Michel Barnier, the EU’s chief Brexit negotiator, will arrive in London on Tuesday with a stark warning to Boris Johnson that if he redraws last year’s Brexit divorce agreement then talks on a future trade deal will collapse.
Mr Barnier, in London for the eighth round of talks on a Brexit deal, will warn Britain that unless it stands by its previous commitments there is no prospect of a free trade agreement by the end of the year.
Mr Johnson on Monday tried to contain the fallout from the revelation by the Financial Times that he intends to pass a law overwriting parts of last year’s withdrawal agreement relating to Northern Ireland.
Responding to the FT report, Mr Barnier said he would press his UK counterpart David Frost on the government’s intentions, warning that “everything that has been signed in the past must be respected; it is what underpins confidence going forward”.
Meanwhile, Mr Johnson explained to Emmanuel Macron, president of France, in a phone call that the changes were “limited” and technical, and that he stood fully behind the commitments made last year.
Mr Macron said he had a “very good exchange” with Mr Johnson on Brexit and other matters, including people trafficking in the English Channel.
But the French foreign ministry sharply reminded the UK of the need to respect the withdrawal agreement it had signed with the EU, key parts of which were designed to avoid a hard border on the island of Ireland.
Trade talks this week in London are not expected to make any significant breakthroughs, with Mr Johnson refusing to give details of the UK’s plans for a future regime to control subsidies.
However, he is expected to make a modest move by reassuring Brussels that Britain will not adopt a “high-subsidy regime”, according to his allies.

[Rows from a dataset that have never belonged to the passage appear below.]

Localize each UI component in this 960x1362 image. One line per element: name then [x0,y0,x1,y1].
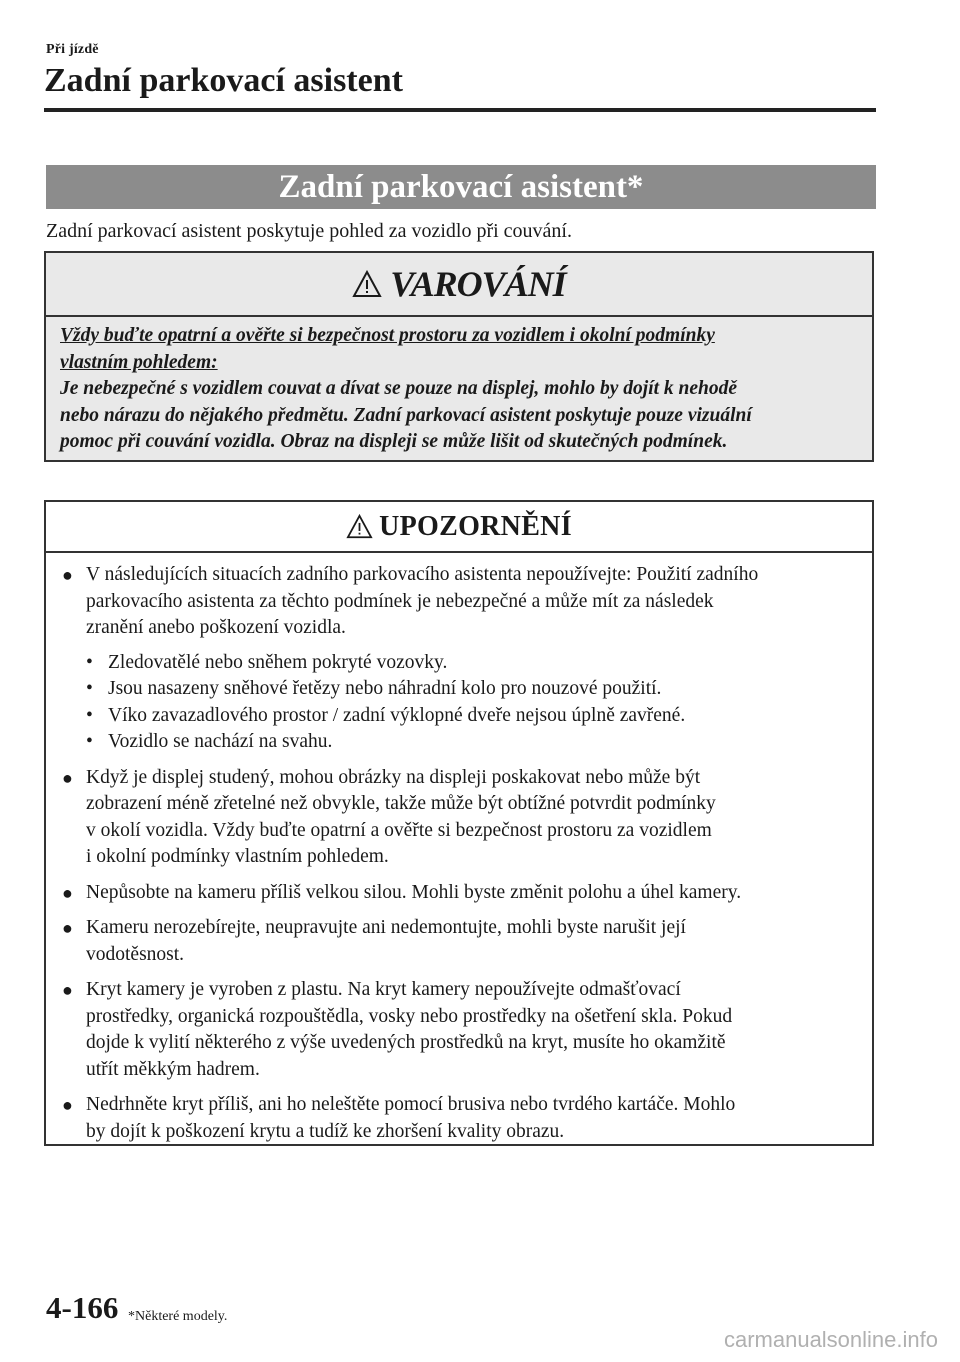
dot-icon: • [86,651,93,673]
page-number: 4-166 [46,1290,119,1325]
dot-icon: • [86,704,93,726]
sub-item-text: Jsou nasazeny sněhové řetězy nebo náhradní kolo pro nouzové použití. [108,678,662,699]
caution-item [60,977,858,1083]
warning-body [46,317,872,456]
caution-item [60,1092,858,1145]
warning-text-line: Je nebezpečné s vozidlem couvat a dívat se pouze na displej, mohlo by dojít k nehodě [60,378,738,399]
caution-line: dojde k vylití některého z výše uvedených prostředků na kryt, musíte ho okamžitě [86,1032,726,1053]
bullet-icon: ● [62,882,73,903]
sub-list-item [86,729,858,756]
bullet-icon: ● [62,767,73,788]
warning-triangle-icon [346,514,373,539]
caution-line: zranění anebo poškození vozidla. [86,617,346,638]
caution-line: utřít měkkým hadrem. [86,1058,260,1080]
warning-header [46,253,872,317]
caution-item [60,562,858,756]
watermark: carmanualsonline.info [723,1327,938,1352]
section-banner: Zadní parkovací asistent* [46,165,876,209]
sub-list-item [86,676,858,703]
dot-icon: • [86,678,93,699]
page-title: Zadní parkovací asistent [44,62,403,99]
caution-item [60,915,858,968]
title-rule [44,108,876,112]
caution-item [60,765,858,871]
bullet-icon: ● [62,980,73,1000]
sub-list-item [86,703,858,730]
sub-list-item [86,650,858,677]
caution-line: prostředky, organická rozpouštědla, vosky nebo prostředky na ošetření skla. Pokud [86,1005,733,1027]
sub-item-text: Víko zavazadlového prostor / zadní výklopné dveře nejsou úplně zavřené. [108,704,686,726]
bullet-icon: ● [62,918,73,938]
caution-header [46,502,872,553]
sub-item-text: Zledovatělé nebo sněhem pokryté vozovky. [108,651,448,673]
caution-line: Když je displej studený, mohou obrázky na displeji poskakovat nebo může být [86,766,701,788]
caution-line: zobrazení méně zřetelné než obvykle, takže může být obtížné potvrdit podmínky [86,793,716,814]
bullet-icon: ● [62,1095,73,1115]
warning-box [44,251,874,462]
caution-line: parkovacího asistenta za těchto podmínek je nebezpečné a může mít za následek [86,590,714,612]
caution-line: Kameru nerozebírejte, neupravujte ani nedemontujte, mohli byste narušit její [86,917,686,938]
caution-line: v okolí vozidla. Vždy buďte opatrní a ověřte si bezpečnost prostoru za vozidlem [86,819,712,841]
caution-title: UPOZORNĚNÍ [379,510,572,542]
warning-title: VAROVÁNÍ [390,264,566,304]
warning-text-line: pomoc při couvání vozidla. Obraz na displeji se může lišit od skutečných podmínek. [60,431,728,452]
caution-body [46,553,872,1145]
caution-line: vodotěsnost. [86,943,185,965]
caution-item [60,880,858,907]
intro-text: Zadní parkovací asistent poskytuje pohled za vozidlo při couvání. [46,220,572,242]
warning-heading-line: Vždy buďte opatrní a ověřte si bezpečnost prostoru za vozidlem i okolní podmínky [60,325,715,346]
bullet-icon: ● [62,565,73,585]
caution-line: Nedrhněte kryt příliš, ani ho neleštěte pomocí brusiva nebo tvrdého kartáče. Mohlo [86,1094,736,1115]
sub-item-text: Vozidlo se nachází na svahu. [108,731,333,752]
warning-text-line: nebo nárazu do nějakého předmětu. Zadní parkovací asistent poskytuje pouze vizuální [60,404,752,426]
caution-line: by dojít k poškození krytu a tudíž ke zhoršení kvality obrazu. [86,1120,565,1142]
dot-icon: • [86,731,93,752]
section-label: Při jízdě [46,42,99,57]
caution-line: i okolní podmínky vlastním pohledem. [86,846,389,867]
caution-line: Kryt kamery je vyroben z plastu. Na kryt kamery nepoužívejte odmašťovací [86,979,681,1000]
footnote: *Některé modely. [128,1309,228,1324]
caution-box [44,500,874,1146]
caution-line: V následujících situacích zadního parkovacího asistenta nepoužívejte: Použití zadního [86,564,759,585]
warning-heading-line: vlastním pohledem: [60,351,218,373]
warning-triangle-icon [352,270,382,298]
caution-line: Nepůsobte na kameru příliš velkou silou. Mohli byste změnit polohu a úhel kamery. [86,881,742,903]
sub-list [86,650,858,756]
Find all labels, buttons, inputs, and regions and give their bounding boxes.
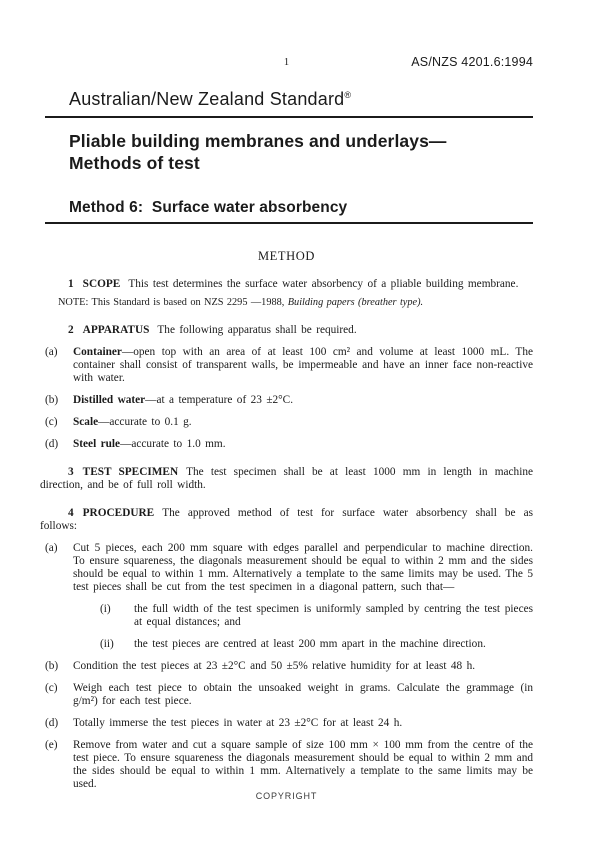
section-scope	[40, 278, 533, 291]
procedure-subitem-i	[40, 603, 533, 629]
apparatus-item-a	[40, 346, 533, 385]
apparatus-text: —accurate to 0.1 g.	[98, 416, 192, 428]
section-text: The approved method of test for surface water absorbency shall be as follows:	[40, 507, 533, 532]
apparatus-text: —open top with an area of at least 100 cm² and volume at least 1000 mL. The container shall consist of transparent walls, be impermeable and have an inner face non-reactive with water.	[73, 346, 533, 384]
horizontal-rule-top	[45, 116, 533, 118]
section-text: The following apparatus shall be required.	[157, 324, 357, 336]
apparatus-item-b	[40, 394, 533, 407]
method-section-heading: METHOD	[257, 249, 316, 263]
page-number: 1	[283, 57, 290, 68]
apparatus-term: Distilled water	[73, 394, 146, 406]
procedure-subtext: the full width of the test specimen is uniformly sampled by centring the test pieces at equal distances; and	[134, 603, 533, 628]
section-title: PROCEDURE	[82, 507, 155, 519]
scope-note	[58, 297, 533, 309]
method-title: Method 6: Surface water absorbency	[69, 199, 348, 216]
document-title	[69, 130, 533, 174]
procedure-text: Cut 5 pieces, each 200 mm square with edges parallel and perpendicular to machine direction. To ensure squareness, the diagonals measurement should be equal to within 2 mm and the sides should be equal to within 1 mm. Alternatively a template to the same limits may be used. The 5 test pieces shall be cut from the test specimen in a diagonal pattern, such that—	[73, 542, 533, 593]
apparatus-term: Steel rule	[73, 438, 121, 450]
procedure-item-a	[40, 542, 533, 594]
section-text: The test specimen shall be at least 1000 mm in length in machine direction, and be of full roll width.	[40, 466, 533, 491]
document-title-line1: Pliable building membranes and underlays—	[69, 131, 447, 151]
brand-text: Australian/New Zealand Standard	[69, 89, 345, 109]
list-marker: (a)	[45, 542, 58, 554]
section-number: 3	[68, 466, 74, 478]
section-number: 4	[68, 507, 74, 519]
note-referenced-title: Building papers (breather type).	[287, 297, 424, 308]
procedure-text: Remove from water and cut a square sample of size 100 mm × 100 mm from the centre of the test piece. To ensure squareness the diagonals measurement should be equal to within 2 mm and the sides should be equal to within 1 mm. Alternatively a template to the same limits may be used.	[73, 739, 533, 790]
section-text: This test determines the surface water absorbency of a pliable building membrane.	[128, 278, 519, 290]
section-test-specimen	[40, 466, 533, 492]
procedure-text: Condition the test pieces at 23 ±2°C and 50 ±5% relative humidity for at least 48 h.	[73, 660, 476, 672]
procedure-item-e	[40, 739, 533, 791]
section-apparatus	[40, 324, 533, 337]
apparatus-term: Container	[73, 346, 122, 358]
procedure-item-b	[40, 660, 533, 673]
horizontal-rule-method	[45, 222, 533, 224]
section-procedure	[40, 507, 533, 533]
procedure-subtext: the test pieces are centred at least 200 mm apart in the machine direction.	[134, 638, 486, 650]
section-number: 2	[68, 324, 74, 336]
procedure-item-c	[40, 682, 533, 708]
list-marker: (d)	[45, 438, 59, 450]
page-header	[40, 0, 533, 71]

Although Brussels will demand far greater assurances, including a legal framework and independent regulation, Mr Johnson’s move to assuage concerns is a sign the prime minister wants to keep trade talks alive, officials said.
The FT revealed that sections of the UK government's internal market bill — set to be published on Wednesday — will eliminate the legal force of parts of the politically sensitive protocol on Northern Ireland that was thrashed out by Mr Johnson and the EU last year.
The next round of negotiations on the future relationship, which start in London on Tuesday, already promised to be difficult because of entrenched disagreements about state-aid rules and fishing rights.
Ahead of the latest talks, Mr Johnson sought to increase the pressure on Brussels by setting an October 15 deadline to conclude a deal. “If we can’t agree by then, then I do not see that there will be a free trade agreement between us,” he said.
The UK internal market bill, outlined in a 100-page white paper in July, is designed to secure the “seamless functioning” of trade between England, Wales, Scotland and Northern Ireland after the UK leaves the EU’s single market and customs union at the end of the Brexit transition period on December 31.
UK environment secretary George Eustice acknowledged on Monday in a BBC interview that there were “a few loose ends” from the 2019 withdrawal agreement concerning Northern Ireland that needed to be tidied up, but denied the government was threatening to rip up the deal.
Under last year’s Brexit deal, the UK must notify Brussels of any state-aid decisions that would affect Northern Ireland’s goods market, and compel businesses in the province to file customs paperwork when sending goods into the rest of the UK.
Mr Johnson’s spokesman said ministers were working with the EU in the so-called “joint committee” to resolve outstanding issues on the Northern Ireland border question.
But Mr Johnson had authorised “limited and reasonable steps to clarify specific elements” of the Northern Ireland protocol in UK law. This included giving the UK business secretary powers to determine whether Brussels needed to be notified in the event that state aid given to a company in Great Britain had implications for a company in Northern Ireland where EU state-aid rules would continue to apply.
Officials said the internal market bill would aim to stop Brussels using its authority over state aid in Northern Ireland to extend its authority to subsidies given elsewhere in the UK, even if the impact on Northern Ireland was marginal.
Downing Street confirmed the new measures would also ensure that “unfettered access” for Northern Ireland businesses to the rest of the UK market was not hindered by excessive bureaucracy, including export declaration summaries.
Separate measures in the finance bill this autumn, which implements Budget decisions, would seek to limit the number of goods deemed to be “at risk” and therefore subject to checks and tariffs when they enter Northern Ireland from Great Britain.
Ministers accept that the unilateral nature of these powers — using British ministerial discretion rather than the direct application of EU law — will cause concern in Brussels.
Ireland said any breach of the withdrawal treaty would have a “very negative impact” on the trade talks, raising the possibility that the UK plan is simply a ruse to boost its position in the negotiations with Brussels.
Simon Coveney, Irish foreign minister, told national broadcaster RTE: “If there’s any suggestion that the UK are not going to implement the legal obligations . . . on what has already been agreed in the withdrawal agreement, that would in my view fundamentally undermine trust between the two parties in their efforts to get what is a very complex negotiation concluded in the weeks ahead.”